Because timekeeping in this cultural context begins at sunrise rather than midnight, the first hour of daylight (7:00 a.m. in the standard 12-hour clock) is saa moya (hour one), utilising the shared Swahili loanword saa (hour). Therefore, 8:00 a.m. is the second hour, or saa mbiri. This effectively creates a 6-hour offset between the Kinyarwanda and standard methods of counting time.
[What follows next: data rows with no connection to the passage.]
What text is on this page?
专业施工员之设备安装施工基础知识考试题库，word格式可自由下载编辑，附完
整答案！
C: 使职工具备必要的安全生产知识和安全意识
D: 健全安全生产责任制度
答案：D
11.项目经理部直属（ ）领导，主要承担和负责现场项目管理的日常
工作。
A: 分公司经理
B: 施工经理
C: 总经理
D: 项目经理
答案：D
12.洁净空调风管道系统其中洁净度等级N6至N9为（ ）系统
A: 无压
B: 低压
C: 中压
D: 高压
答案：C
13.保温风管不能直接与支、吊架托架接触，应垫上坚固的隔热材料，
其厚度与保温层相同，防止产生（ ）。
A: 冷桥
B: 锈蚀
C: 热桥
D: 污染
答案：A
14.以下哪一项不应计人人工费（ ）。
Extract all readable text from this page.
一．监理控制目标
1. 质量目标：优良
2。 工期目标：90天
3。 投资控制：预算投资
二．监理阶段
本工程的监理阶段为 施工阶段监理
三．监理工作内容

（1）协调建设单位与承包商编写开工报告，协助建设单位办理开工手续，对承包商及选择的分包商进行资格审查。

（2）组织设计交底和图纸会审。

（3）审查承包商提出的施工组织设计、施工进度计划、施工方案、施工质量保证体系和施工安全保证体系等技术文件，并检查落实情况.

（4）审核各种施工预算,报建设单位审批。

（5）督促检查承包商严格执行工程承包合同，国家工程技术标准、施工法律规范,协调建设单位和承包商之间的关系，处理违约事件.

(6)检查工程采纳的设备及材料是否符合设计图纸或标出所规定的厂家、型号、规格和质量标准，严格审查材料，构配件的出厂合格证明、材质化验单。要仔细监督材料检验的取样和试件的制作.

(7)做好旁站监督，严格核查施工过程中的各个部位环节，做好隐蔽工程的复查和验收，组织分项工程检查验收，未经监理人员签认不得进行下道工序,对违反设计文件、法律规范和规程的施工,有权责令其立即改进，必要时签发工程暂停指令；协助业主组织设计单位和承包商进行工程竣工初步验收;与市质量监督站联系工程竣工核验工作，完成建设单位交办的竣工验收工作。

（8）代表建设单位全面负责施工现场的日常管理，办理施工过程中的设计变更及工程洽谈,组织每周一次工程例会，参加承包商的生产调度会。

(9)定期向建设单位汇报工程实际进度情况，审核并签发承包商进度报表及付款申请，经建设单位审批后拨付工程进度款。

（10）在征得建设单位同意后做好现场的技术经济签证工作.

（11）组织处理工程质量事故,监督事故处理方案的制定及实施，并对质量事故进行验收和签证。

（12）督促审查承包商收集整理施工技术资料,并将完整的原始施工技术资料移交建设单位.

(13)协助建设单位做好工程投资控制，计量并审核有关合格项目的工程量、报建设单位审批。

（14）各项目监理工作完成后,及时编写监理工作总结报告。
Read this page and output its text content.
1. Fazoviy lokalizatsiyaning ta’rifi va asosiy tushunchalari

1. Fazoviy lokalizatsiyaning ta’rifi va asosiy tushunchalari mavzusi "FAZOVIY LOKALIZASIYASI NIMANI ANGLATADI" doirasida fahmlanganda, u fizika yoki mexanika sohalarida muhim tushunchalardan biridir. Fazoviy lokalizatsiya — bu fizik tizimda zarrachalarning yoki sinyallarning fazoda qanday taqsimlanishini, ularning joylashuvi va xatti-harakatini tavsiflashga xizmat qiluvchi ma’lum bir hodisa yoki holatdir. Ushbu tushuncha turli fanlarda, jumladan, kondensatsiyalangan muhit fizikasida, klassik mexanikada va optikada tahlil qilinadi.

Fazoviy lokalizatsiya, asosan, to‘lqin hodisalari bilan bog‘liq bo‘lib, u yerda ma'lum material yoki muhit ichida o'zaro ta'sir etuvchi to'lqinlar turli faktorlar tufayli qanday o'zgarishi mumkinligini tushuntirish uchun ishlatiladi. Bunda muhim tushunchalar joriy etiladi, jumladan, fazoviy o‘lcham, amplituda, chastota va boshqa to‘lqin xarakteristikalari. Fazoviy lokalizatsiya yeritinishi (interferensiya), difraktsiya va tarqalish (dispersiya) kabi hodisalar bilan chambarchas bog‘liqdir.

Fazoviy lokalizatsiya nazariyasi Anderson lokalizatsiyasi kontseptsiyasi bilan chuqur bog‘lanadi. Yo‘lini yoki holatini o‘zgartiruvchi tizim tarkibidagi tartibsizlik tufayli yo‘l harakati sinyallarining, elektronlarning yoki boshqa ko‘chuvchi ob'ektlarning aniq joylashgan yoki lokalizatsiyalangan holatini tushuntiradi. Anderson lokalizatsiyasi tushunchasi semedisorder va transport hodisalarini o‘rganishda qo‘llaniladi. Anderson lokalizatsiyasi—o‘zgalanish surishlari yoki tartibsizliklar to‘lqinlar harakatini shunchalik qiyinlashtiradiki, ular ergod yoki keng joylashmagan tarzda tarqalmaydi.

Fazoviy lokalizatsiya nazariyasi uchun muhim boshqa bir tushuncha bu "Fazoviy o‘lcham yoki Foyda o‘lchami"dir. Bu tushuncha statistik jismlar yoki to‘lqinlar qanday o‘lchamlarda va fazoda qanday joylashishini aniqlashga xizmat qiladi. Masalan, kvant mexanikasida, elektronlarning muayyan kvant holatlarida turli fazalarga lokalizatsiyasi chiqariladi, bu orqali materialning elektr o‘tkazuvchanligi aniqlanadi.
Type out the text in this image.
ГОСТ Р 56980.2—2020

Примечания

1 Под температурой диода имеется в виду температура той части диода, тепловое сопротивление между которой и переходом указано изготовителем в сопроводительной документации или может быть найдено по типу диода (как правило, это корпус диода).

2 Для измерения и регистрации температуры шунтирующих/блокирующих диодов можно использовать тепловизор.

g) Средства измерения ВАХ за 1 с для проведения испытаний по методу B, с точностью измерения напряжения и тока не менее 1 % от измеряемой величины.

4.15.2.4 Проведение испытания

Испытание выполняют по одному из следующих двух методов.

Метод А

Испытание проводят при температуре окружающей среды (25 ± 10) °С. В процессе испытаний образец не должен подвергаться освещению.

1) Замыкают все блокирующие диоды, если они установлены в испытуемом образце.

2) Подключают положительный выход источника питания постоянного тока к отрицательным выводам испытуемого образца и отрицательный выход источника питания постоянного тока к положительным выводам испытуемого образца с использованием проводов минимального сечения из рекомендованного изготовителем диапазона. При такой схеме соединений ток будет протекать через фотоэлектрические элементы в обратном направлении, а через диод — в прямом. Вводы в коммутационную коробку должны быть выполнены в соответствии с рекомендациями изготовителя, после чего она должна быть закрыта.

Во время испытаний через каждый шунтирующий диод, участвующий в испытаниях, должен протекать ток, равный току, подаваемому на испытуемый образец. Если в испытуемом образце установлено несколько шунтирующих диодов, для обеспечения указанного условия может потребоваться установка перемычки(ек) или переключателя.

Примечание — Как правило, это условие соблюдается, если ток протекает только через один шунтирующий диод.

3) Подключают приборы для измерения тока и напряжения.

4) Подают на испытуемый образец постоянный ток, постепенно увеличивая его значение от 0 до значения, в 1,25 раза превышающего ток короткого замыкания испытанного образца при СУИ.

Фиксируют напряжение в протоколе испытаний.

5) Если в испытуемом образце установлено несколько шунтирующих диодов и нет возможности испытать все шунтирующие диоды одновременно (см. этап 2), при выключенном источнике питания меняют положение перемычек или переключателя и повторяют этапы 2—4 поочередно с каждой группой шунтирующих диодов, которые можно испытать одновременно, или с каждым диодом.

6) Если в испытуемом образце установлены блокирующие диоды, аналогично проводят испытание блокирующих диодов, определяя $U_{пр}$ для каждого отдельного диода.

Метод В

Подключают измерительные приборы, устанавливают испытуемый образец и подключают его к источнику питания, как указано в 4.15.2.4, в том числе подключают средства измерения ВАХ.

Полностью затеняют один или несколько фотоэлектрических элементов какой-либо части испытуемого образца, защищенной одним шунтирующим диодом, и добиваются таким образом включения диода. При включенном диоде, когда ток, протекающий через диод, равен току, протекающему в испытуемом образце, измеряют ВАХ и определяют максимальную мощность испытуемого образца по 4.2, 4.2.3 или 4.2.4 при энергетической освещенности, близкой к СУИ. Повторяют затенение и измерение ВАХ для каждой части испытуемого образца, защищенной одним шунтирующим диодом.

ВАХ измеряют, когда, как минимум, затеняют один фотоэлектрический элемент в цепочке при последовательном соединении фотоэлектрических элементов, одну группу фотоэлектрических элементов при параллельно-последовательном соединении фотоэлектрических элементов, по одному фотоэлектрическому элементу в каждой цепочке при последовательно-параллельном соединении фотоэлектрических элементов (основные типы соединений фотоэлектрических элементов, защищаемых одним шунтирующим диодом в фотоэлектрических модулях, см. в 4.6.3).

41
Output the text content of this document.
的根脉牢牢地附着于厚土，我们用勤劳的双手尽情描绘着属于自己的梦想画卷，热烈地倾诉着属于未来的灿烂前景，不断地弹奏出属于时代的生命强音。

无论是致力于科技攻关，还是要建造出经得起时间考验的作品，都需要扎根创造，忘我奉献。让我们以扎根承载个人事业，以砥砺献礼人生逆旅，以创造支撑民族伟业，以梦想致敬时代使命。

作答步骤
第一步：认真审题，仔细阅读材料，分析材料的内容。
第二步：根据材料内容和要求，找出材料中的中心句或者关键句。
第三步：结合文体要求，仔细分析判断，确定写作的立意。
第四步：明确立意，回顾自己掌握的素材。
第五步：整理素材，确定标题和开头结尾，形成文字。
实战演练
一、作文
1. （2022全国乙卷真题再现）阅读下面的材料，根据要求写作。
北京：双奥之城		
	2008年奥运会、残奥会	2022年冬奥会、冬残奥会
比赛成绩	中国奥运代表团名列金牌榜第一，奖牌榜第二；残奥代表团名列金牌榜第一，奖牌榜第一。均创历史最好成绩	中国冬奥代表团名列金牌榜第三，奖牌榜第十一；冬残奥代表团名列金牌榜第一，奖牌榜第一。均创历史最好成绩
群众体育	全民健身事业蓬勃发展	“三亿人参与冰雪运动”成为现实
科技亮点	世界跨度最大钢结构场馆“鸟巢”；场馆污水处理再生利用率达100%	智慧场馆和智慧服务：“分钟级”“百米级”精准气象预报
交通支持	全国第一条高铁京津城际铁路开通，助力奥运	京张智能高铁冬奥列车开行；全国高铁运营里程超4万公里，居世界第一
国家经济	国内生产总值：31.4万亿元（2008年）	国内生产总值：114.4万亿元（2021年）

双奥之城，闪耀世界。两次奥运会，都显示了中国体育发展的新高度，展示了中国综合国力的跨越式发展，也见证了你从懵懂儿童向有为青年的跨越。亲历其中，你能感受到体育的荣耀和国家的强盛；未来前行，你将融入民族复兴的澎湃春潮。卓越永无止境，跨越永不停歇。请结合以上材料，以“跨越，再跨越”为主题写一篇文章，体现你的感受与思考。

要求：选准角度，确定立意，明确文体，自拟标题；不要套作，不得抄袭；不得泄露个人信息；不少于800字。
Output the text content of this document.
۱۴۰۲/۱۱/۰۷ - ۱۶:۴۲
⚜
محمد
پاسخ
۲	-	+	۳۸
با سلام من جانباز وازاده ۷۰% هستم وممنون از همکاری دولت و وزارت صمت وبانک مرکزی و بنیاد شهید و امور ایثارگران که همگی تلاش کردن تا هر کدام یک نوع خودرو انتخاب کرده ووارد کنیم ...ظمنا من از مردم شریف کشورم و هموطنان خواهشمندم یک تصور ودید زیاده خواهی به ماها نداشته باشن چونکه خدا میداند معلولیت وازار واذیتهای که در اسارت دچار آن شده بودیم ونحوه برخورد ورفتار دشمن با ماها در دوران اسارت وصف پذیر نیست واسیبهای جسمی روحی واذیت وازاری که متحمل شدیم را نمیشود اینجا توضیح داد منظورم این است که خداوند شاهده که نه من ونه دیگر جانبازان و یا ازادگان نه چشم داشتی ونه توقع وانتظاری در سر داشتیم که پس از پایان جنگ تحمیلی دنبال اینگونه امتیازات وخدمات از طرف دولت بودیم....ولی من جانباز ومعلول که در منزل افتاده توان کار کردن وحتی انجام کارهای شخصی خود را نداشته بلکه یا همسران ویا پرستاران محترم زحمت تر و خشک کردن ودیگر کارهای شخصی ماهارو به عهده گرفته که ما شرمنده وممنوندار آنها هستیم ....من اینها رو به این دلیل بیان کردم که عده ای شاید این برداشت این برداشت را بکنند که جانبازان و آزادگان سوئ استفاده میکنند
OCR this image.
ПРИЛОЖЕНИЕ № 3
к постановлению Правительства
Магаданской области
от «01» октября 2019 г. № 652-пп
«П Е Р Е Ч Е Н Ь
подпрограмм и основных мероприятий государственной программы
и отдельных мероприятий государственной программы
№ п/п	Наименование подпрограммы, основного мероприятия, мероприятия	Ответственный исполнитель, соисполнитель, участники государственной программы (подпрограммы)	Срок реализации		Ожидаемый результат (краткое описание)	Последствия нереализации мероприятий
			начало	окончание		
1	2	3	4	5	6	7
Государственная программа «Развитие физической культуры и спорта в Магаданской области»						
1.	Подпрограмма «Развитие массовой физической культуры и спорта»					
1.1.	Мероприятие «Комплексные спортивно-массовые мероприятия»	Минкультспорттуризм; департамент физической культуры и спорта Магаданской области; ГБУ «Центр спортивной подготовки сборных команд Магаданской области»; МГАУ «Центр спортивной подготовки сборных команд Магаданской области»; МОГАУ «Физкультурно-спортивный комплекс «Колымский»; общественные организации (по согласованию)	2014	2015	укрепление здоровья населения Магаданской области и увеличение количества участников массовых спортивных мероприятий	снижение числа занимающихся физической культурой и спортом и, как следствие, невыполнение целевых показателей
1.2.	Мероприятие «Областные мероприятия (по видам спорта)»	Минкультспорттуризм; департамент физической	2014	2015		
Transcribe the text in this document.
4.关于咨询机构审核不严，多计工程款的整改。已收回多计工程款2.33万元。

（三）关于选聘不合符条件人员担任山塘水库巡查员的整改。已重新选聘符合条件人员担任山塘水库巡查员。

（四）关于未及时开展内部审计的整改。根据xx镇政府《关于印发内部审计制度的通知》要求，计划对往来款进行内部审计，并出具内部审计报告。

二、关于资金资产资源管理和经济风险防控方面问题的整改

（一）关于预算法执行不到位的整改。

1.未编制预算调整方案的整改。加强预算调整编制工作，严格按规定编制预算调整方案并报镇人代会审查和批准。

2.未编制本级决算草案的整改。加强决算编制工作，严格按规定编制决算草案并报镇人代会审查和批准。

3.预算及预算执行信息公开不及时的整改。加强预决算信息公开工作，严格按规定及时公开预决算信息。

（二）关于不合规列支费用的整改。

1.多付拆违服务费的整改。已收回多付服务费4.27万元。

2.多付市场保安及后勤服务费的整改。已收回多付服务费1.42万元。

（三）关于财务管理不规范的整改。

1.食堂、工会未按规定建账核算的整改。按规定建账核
The following table illustrates the 12-hour cycle of the dawn-to-dusk system used in both Kinyarwanda and Swahili, compared to the standard 12-hour clock:

| Standard Time (12-hour clock) | Kinyarwanda | Swahili | Literal Translation |
|---|---|---|---|
| 7:00 | Saa moya | Saa moja | Hour 1 |
| 8:00 | Saa mbiri | Saa mbili | Hour 2 |
| 9:00 | Saa tatu | Saa tatu | Hour 3 |
| 10:00 | Saa yine | Saa nne | Hour 4 |
| 11:00 | Saa tanu | Saa tano | Hour 5 |
| 12:00 | Saa sita | Saa sita | Hour 6 |
| 1:00 | Saa saba | Saa saba | Hour 7 |
| 2:00 | Saa munani | Saa nane | Hour 8 |
| 3:00 | Saa cyenda | Saa tisa | Hour 9 |
| 4:00 | Saa kumi | Saa kumi | Hour 10 |
| 5:00 | Saa kumi n'imwe | Saa kumi na moja | Hour 11 |
| 6:00 | Saa kumi n'ebyiri | Saa kumi na mbili | Hour 12 |

To distinguish between day and night, an apposition or descriptive phrase is added to the time, such as ya mugitondo or za mu gitondo (in the morning), z'amanywa (of the day), or ya nimugoroba / za nijoro (of the night/evening). For example, 20:00 (8:00 p.m. in the 12-hour clock) would be spoken as saa mbiri za nijoro (the second hour of the night).

==Number notation==
In Rwanda, the decimal separator is a dot (".") and the thousands separator is a comma (","), which aligns with the standards of English-speaking and Commonwealth countries. For example, one million Rwandan francs is written as 1,000,000.00.